Depok, 8 Desember 2015 – Didasari oleh kajian yang telah dilakukan oleh UNICEF, the SEMERU Research Institute, dan Bappenas pada tahun 2012 yang menuai hasil sebagai berikut, “ Tantangan utama dalam menilai perkembangan upaya untuk melindungi anak-anak dari tindak kekerasan adalah terbatasnya data. Statistik nasional tentang topik kekerasan terhadap anak tidak ada dan kebanyakan data yang tersedia didasarkan pada kasus yang dilaporkan dan kajian dalam skala kecil dengan ruang lingkp yang terbatas”. Hasil tersebut dinilai tidak mewakili dan tidak dapat diaplikasikan secara komprehensif untuk semua daerah. Oleh karena itu, dilakkan kajian komprehensif tentang intervensi pencegahan atau penanganan Kekerasan terhadap Anak (KtA) di Indonesia dalam 5 tahun terakhir.
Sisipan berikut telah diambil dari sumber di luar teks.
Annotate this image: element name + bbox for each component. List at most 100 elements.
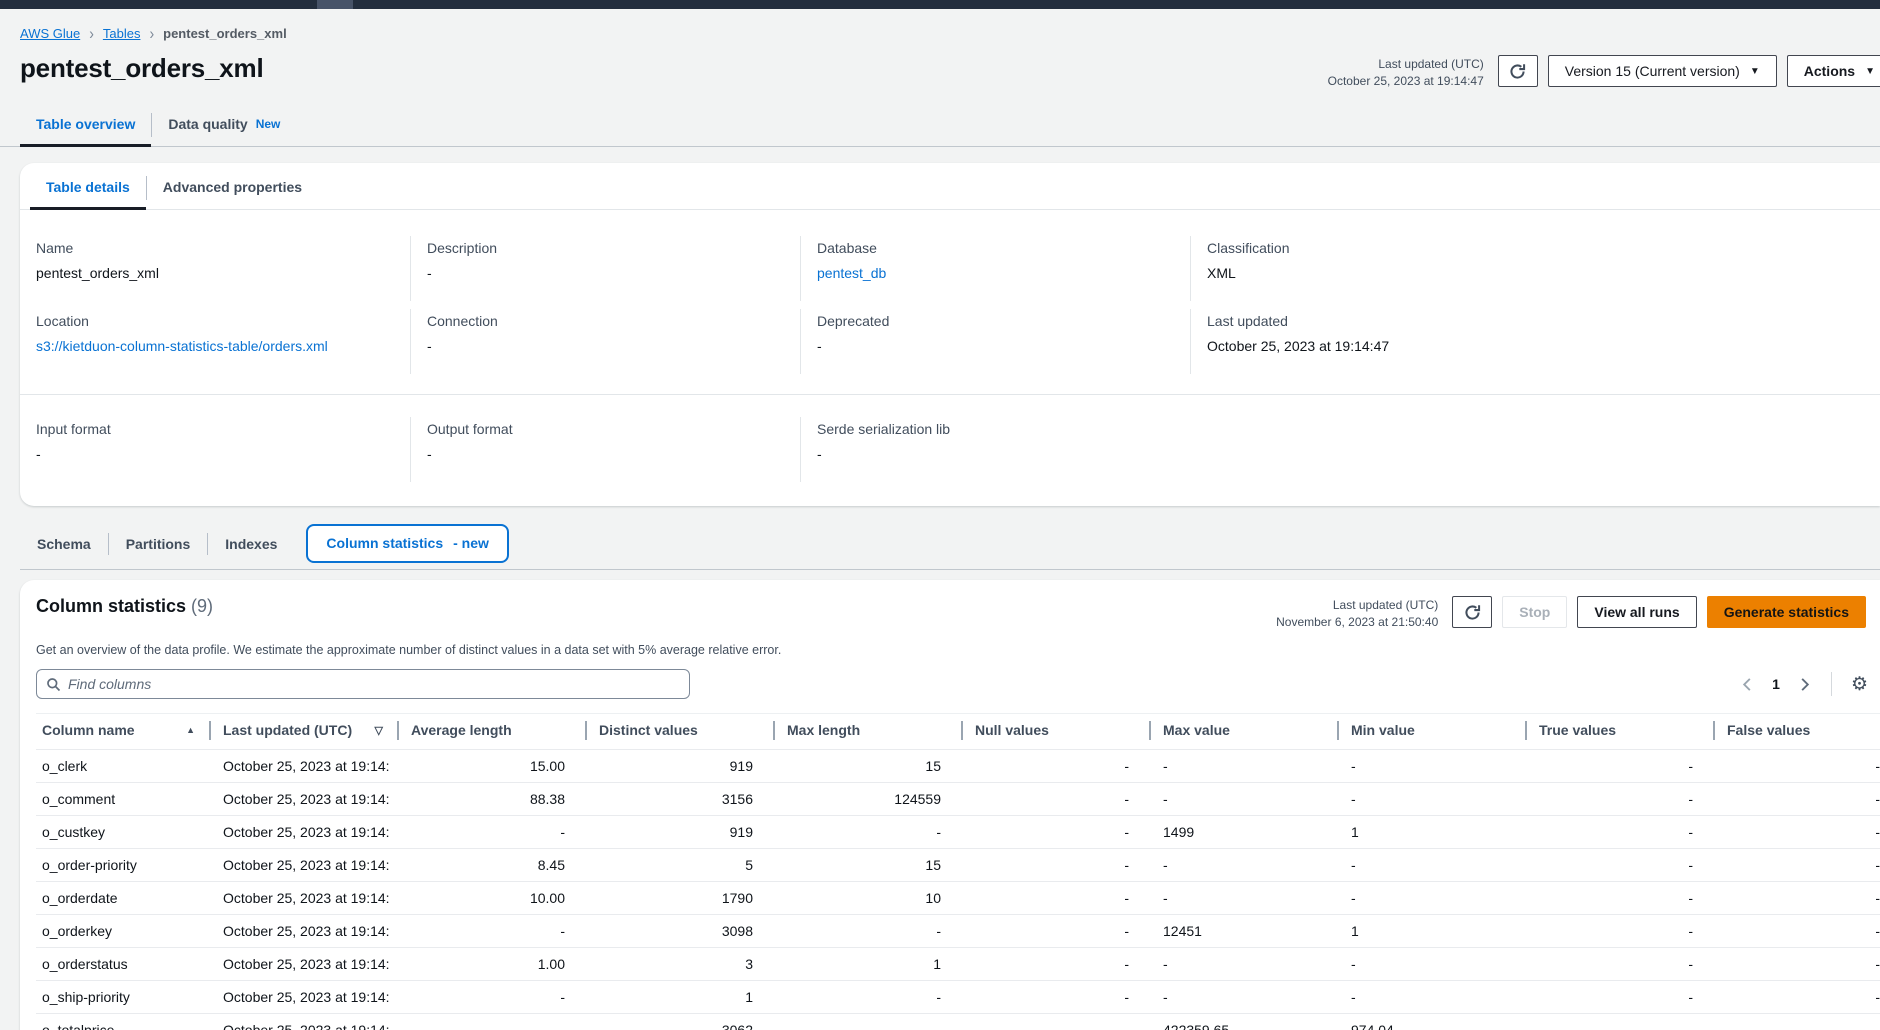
search-input[interactable] [68, 676, 680, 692]
stats-refresh-button[interactable] [1452, 596, 1492, 628]
column-header-false-values[interactable]: False values [1713, 714, 1880, 750]
actions-button[interactable]: Actions ▼ [1787, 55, 1880, 87]
next-page-button[interactable] [1795, 675, 1814, 694]
table-row: o_orderkeyOctober 25, 2023 at 19:14:-309… [36, 915, 1880, 948]
breadcrumb-current: pentest_orders_xml [163, 26, 287, 41]
cell-max-length: 1 [773, 948, 961, 981]
version-select[interactable]: Version 15 (Current version) ▼ [1548, 55, 1777, 87]
cell-last-updated: October 25, 2023 at 19:14: [209, 750, 397, 783]
cell-min-value: 1 [1337, 915, 1525, 948]
cell-distinct-values: 919 [585, 816, 773, 849]
cell-last-updated: October 25, 2023 at 19:14: [209, 783, 397, 816]
table-row: o_ship-priorityOctober 25, 2023 at 19:14… [36, 981, 1880, 1014]
stats-toolbar: 1 ⚙ [20, 657, 1880, 699]
location-link[interactable]: s3://kietduon-column-statistics-table/or… [36, 338, 328, 354]
cell-min-value: - [1337, 849, 1525, 882]
field-database: Database pentest_db [800, 236, 1190, 301]
column-statistics-table: Column name▲Last updated (UTC)▽Average l… [36, 713, 1880, 1030]
tab-column-statistics[interactable]: Column statistics - new [306, 524, 508, 563]
cell-null-values: - [961, 816, 1149, 849]
stop-button[interactable]: Stop [1502, 596, 1567, 628]
cell-max-value: - [1149, 750, 1337, 783]
cell-true-values: - [1525, 849, 1713, 882]
tab-schema[interactable]: Schema [20, 526, 108, 568]
breadcrumb-link-tables[interactable]: Tables [103, 26, 141, 41]
tab-data-quality[interactable]: Data quality New [152, 110, 296, 147]
column-header-distinct-values[interactable]: Distinct values [585, 714, 773, 750]
cell-null-values: - [961, 1014, 1149, 1030]
cell-null-values: - [961, 948, 1149, 981]
cell-min-value: - [1337, 783, 1525, 816]
tab-table-overview-label: Table overview [36, 116, 135, 132]
breadcrumb-separator-icon: › [149, 23, 154, 42]
current-page[interactable]: 1 [1772, 676, 1780, 692]
generate-statistics-button[interactable]: Generate statistics [1707, 596, 1866, 628]
cell-last-updated: October 25, 2023 at 19:14: [209, 948, 397, 981]
column-header-max-value[interactable]: Max value [1149, 714, 1337, 750]
cell-max-length: 15 [773, 849, 961, 882]
column-header-null-values[interactable]: Null values [961, 714, 1149, 750]
cell-column-name: o_orderdate [36, 882, 209, 915]
details-fields-row1: Name pentest_orders_xml Description - Da… [20, 210, 1880, 301]
column-header-label: Distinct values [599, 722, 698, 738]
table-row: o_custkeyOctober 25, 2023 at 19:14:-919-… [36, 816, 1880, 849]
tab-advanced-properties[interactable]: Advanced properties [147, 173, 318, 210]
column-header-label: Null values [975, 722, 1049, 738]
column-header-label: Last updated (UTC) [223, 722, 352, 738]
column-header-label: Column name [42, 722, 135, 738]
tab-table-details-label: Table details [46, 179, 130, 195]
field-description: Description - [410, 236, 800, 301]
search-box [36, 669, 690, 699]
tab-table-overview[interactable]: Table overview [20, 110, 151, 147]
column-header-min-value[interactable]: Min value [1337, 714, 1525, 750]
cell-max-length: - [773, 981, 961, 1014]
cell-true-values: - [1525, 915, 1713, 948]
stats-last-updated: Last updated (UTC) November 6, 2023 at 2… [1276, 596, 1438, 631]
column-header-max-length[interactable]: Max length [773, 714, 961, 750]
tab-column-statistics-suffix: - new [453, 535, 489, 551]
settings-gear-icon: ⚙ [1851, 674, 1868, 695]
cell-column-name: o_orderkey [36, 915, 209, 948]
cell-distinct-values: 3 [585, 948, 773, 981]
cell-average-length: - [397, 816, 585, 849]
column-header-average-length[interactable]: Average length [397, 714, 585, 750]
cell-distinct-values: 3156 [585, 783, 773, 816]
cell-max-value: - [1149, 981, 1337, 1014]
field-deprecated: Deprecated - [800, 309, 1190, 374]
cell-average-length: - [397, 981, 585, 1014]
table-row: o_commentOctober 25, 2023 at 19:14:88.38… [36, 783, 1880, 816]
cell-true-values: - [1525, 981, 1713, 1014]
cell-column-name: o_orderstatus [36, 948, 209, 981]
cell-false-values: - [1713, 1014, 1880, 1030]
previous-page-button[interactable] [1738, 675, 1757, 694]
view-all-runs-button[interactable]: View all runs [1577, 596, 1696, 628]
cell-max-value: - [1149, 948, 1337, 981]
tab-partitions[interactable]: Partitions [109, 526, 208, 568]
cell-average-length: 10.00 [397, 882, 585, 915]
cell-max-value: 1499 [1149, 816, 1337, 849]
refresh-button[interactable] [1498, 55, 1538, 87]
cell-false-values: - [1713, 750, 1880, 783]
last-updated-value: November 6, 2023 at 21:50:40 [1276, 614, 1438, 631]
cell-last-updated: October 25, 2023 at 19:14: [209, 1014, 397, 1030]
field-output-format: Output format - [410, 417, 800, 482]
pager-divider [1831, 672, 1832, 696]
console-top-strip-segment [317, 0, 353, 9]
table-header-row: Column name▲Last updated (UTC)▽Average l… [36, 714, 1880, 750]
cell-distinct-values: 1790 [585, 882, 773, 915]
column-header-last-updated[interactable]: Last updated (UTC)▽ [209, 714, 397, 750]
settings-gear-button[interactable]: ⚙ [1849, 675, 1870, 694]
database-link[interactable]: pentest_db [817, 265, 886, 281]
cell-min-value: 974.04 [1337, 1014, 1525, 1030]
pagination: 1 ⚙ [1738, 672, 1870, 696]
column-header-column-name[interactable]: Column name▲ [36, 714, 209, 750]
chevron-right-icon [1797, 677, 1812, 692]
cell-false-values: - [1713, 849, 1880, 882]
tab-indexes[interactable]: Indexes [208, 526, 294, 568]
breadcrumb-link-aws-glue[interactable]: AWS Glue [20, 26, 80, 41]
details-tabs: Table details Advanced properties [20, 163, 1880, 210]
column-header-true-values[interactable]: True values [1525, 714, 1713, 750]
cell-max-length: - [773, 816, 961, 849]
cell-column-name: o_order-priority [36, 849, 209, 882]
tab-table-details[interactable]: Table details [30, 173, 146, 210]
Kajian ini menyajikan informasi berupa bentuk kekerasan, jenis-jenis intervensi secara spesifik, pelaksana intervensi, dan cakupan geografis intervensi. Bentuk kekerasan yang disikapi dalam intervensi yaitu kekerasan fisik terhadap anak (4%), kekerasan seksual (10%), kekerasan emosional (3%), penelantaran (3%), eksploitasi atau perkawinan dini (14%), dan umum (66%). Jenis-jenis intervensi yait intervensi primer, intervensi sekunder, dan intervensi tersier. Intervensi primer (paling banyak diidentifikasi dalam pemetaan ini) seperti pengasuhan berbasis keluarga, program penguatan keluarga (SOS Children), dan intervensi pendidikan seksualitas berbasis sekolah – SETARA (Rutgers WPF dan mitranya. Intervensi sekunder menyediakan layanan yang disesuaikan dengan anak-anak yang memiliki kebutuhan khusus atau rentan. Pemerintah merupakan penyedia utama untuk layanan intervensi sekunder. Intervensi tersier berupa penanganan, penelitian, dan lintas jenis intervensi.
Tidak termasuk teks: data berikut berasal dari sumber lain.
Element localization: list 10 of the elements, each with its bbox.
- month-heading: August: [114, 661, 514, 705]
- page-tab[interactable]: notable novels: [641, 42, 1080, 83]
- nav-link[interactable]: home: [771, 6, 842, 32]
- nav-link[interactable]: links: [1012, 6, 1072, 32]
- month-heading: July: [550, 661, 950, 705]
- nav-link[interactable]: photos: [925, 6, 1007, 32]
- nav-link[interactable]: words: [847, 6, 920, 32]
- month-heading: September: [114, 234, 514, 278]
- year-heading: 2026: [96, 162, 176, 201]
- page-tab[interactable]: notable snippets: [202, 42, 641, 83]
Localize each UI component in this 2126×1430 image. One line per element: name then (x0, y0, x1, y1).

Sebagaian besar intervensi KtA dilaksanakan oleh LSM lokal dengan paling banyak programnya menargetkan kekerasan emosional. Hanya sedikit program yang ditujukan untuk kekerasan emosional dan penelantaran. Cakupan geografis intervensi KtA dikategorikan sebagai intervensi pada tingkat nasional, antar daerah atau daerah. Cakupan geografis intervensi KtA yang diidentifikasi oleh pemetaan ini sebagian besar adalah program pada tingkat nasional dan daerah. Pemerintah merupakan pelaksana utama untuk intervensi dalam skala nasional. Pemrograman KtA tidak berimbang dalam artian cakupan geografis dimana intervensi KtA lebih banyak berada di wilayah barat, khususnya di Jawa (tetapi tidak ada rujukan terhadap kepadatan penduduk). Hanya sedikitintervensi KtA yang lintas daerah.